House Speaker Lance Cargill, R-Harrah, and Senate co-President Pro Tem Glenn Coffee, R-Oklahoma City, said it's up to Henry to jump-start negotiations on a new budget plan for the fiscal year that begins July 1 and that they are waiting to see the details.

"We need to see a plan. We want to know specifics from this governor," Coffee said.

"We haven't seen those details," Cargill said. "Where's the plan? Where is it?"

Meanwhile, Henry sent letters to House and Senate leaders late Thursday inviting them to launch a new round of budget negotiations next week.

"It's time to get together in a room and start hammering out details," said Paul Sund, spokesman for the governor. "You can't negotiate a budget by press release. You've got to get the principals in a room and get them talking."

Henry vetoed the 2008 spending bill on Wednesday while criticizing a "flawed process" in which the measure was negotiated by House and Senate leaders without input from his office or the state House's Democratic caucus.

Coffee said it's pointless to meet with Henry without first seeing his budget proposals.

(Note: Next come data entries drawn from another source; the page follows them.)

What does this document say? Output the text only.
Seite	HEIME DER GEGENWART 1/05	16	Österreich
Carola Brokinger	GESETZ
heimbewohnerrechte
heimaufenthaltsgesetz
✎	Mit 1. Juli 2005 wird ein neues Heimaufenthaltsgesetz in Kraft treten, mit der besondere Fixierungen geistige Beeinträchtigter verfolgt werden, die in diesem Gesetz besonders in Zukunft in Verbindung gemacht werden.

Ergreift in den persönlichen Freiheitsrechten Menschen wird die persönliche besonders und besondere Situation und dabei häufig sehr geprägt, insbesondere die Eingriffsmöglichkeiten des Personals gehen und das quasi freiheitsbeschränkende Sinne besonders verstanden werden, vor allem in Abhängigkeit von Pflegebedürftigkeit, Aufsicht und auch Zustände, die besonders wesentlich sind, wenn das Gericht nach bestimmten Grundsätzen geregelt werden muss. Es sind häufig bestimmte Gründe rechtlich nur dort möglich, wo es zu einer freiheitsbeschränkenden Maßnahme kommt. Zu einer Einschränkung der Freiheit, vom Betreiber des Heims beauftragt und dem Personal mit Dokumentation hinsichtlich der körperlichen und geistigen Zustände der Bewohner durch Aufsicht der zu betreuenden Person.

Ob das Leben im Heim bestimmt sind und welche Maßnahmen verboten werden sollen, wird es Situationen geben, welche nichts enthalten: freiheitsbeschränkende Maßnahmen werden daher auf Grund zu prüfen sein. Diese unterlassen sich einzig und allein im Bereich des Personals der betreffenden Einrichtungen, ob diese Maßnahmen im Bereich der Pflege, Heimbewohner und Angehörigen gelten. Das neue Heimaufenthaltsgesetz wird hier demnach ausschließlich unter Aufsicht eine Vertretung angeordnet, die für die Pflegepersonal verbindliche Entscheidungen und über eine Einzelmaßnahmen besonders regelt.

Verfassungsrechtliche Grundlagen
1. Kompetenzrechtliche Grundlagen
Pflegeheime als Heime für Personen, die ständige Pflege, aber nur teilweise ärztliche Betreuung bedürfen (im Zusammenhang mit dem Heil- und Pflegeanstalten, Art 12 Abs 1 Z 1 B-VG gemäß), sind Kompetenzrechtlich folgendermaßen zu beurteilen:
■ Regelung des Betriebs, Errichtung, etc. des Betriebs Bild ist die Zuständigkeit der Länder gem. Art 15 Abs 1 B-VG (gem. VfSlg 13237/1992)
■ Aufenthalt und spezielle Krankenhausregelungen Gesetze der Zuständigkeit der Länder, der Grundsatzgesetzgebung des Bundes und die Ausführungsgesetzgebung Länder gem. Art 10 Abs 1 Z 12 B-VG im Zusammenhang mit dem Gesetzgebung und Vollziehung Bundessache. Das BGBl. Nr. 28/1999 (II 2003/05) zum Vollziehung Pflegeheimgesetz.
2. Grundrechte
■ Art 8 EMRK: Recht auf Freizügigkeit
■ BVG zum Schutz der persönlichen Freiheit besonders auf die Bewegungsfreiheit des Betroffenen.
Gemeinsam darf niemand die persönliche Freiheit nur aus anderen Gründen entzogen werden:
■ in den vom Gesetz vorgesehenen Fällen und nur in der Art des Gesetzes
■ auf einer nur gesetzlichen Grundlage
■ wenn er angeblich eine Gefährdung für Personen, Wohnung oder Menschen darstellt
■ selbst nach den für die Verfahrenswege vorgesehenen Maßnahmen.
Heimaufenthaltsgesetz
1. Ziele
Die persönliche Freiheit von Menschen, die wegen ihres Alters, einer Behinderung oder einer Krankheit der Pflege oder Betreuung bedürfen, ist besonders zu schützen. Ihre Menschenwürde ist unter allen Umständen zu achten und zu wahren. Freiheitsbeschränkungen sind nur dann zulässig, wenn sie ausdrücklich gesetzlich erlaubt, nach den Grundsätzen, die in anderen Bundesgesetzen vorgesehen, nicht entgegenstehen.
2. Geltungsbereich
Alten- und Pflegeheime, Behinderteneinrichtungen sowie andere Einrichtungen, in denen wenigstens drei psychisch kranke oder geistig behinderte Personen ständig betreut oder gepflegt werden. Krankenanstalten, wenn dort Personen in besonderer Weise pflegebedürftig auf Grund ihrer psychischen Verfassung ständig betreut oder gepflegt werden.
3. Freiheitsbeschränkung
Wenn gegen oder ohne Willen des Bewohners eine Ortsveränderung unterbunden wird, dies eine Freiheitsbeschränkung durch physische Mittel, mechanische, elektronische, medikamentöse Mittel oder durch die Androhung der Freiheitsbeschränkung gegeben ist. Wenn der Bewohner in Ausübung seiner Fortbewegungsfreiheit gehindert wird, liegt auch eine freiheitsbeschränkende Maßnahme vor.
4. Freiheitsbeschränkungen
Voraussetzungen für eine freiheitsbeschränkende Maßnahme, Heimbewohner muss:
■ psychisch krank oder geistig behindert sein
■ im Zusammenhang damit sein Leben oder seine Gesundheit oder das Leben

He predicted the final budget "will be remarkably similar" to the one Henry vetoed.

Cargill said state Treasurer Scott Meacham, an adviser and close personal friend of the governor's, has said that the governor agreed with up to 90% of the spending plan.

"We can only assume that the veto is more business as usual and political posturing," Cargill said.

Cargill said the House's GOP majority is skeptical of the $7.2 billion executive budget Henry proposed on the opening day of the 2007 Legislature in February. The budget included $1 billion in new spending, $750 million of which would be financed with bonds, according to the speaker.

The governor's proposed budget focuses on different spending priorities than the one passed by the House and Senate.

"We're simply not willing to mortgage our children's future," he said.

The speaker also expressed concern that the governor is noncommittal on a tax cut package agreed to by House and Senate leaders. The package includes accelerating three years of income tax cuts into two and a tax credit for stay-at-home parents.

"Taking agreed-to tax cuts off the table, in my opinion, is a tax increase," Cargill said.

Cargill indicated the House's Republican majority is in no hurry to try to override Henry's veto.

House Democrats have vowed to support the governor's veto. An override requires a two-thirds vote of both houses of the Legislature. There are 44 Democrats in the 101-member House – 10 more than are needed to defeat a veto override.

Some Democrats expressed concern that Republican leaders may try to pressure them into cooperating by refusing to hear their legislation in Republican-controlled committees.

"What I've told my members is don't go out of your way to be helpful," Coffee said. "I have told them not to go out of their way to hear House Democratic bills. The committee chairmen are making their own decisions."

House Democratic Leader Danny Morgan of Prague said it would surprise him if Democratic legislation was killed over the budget veto.

"That would be awfully petty on their part and I don't think they would do that," Morgan said.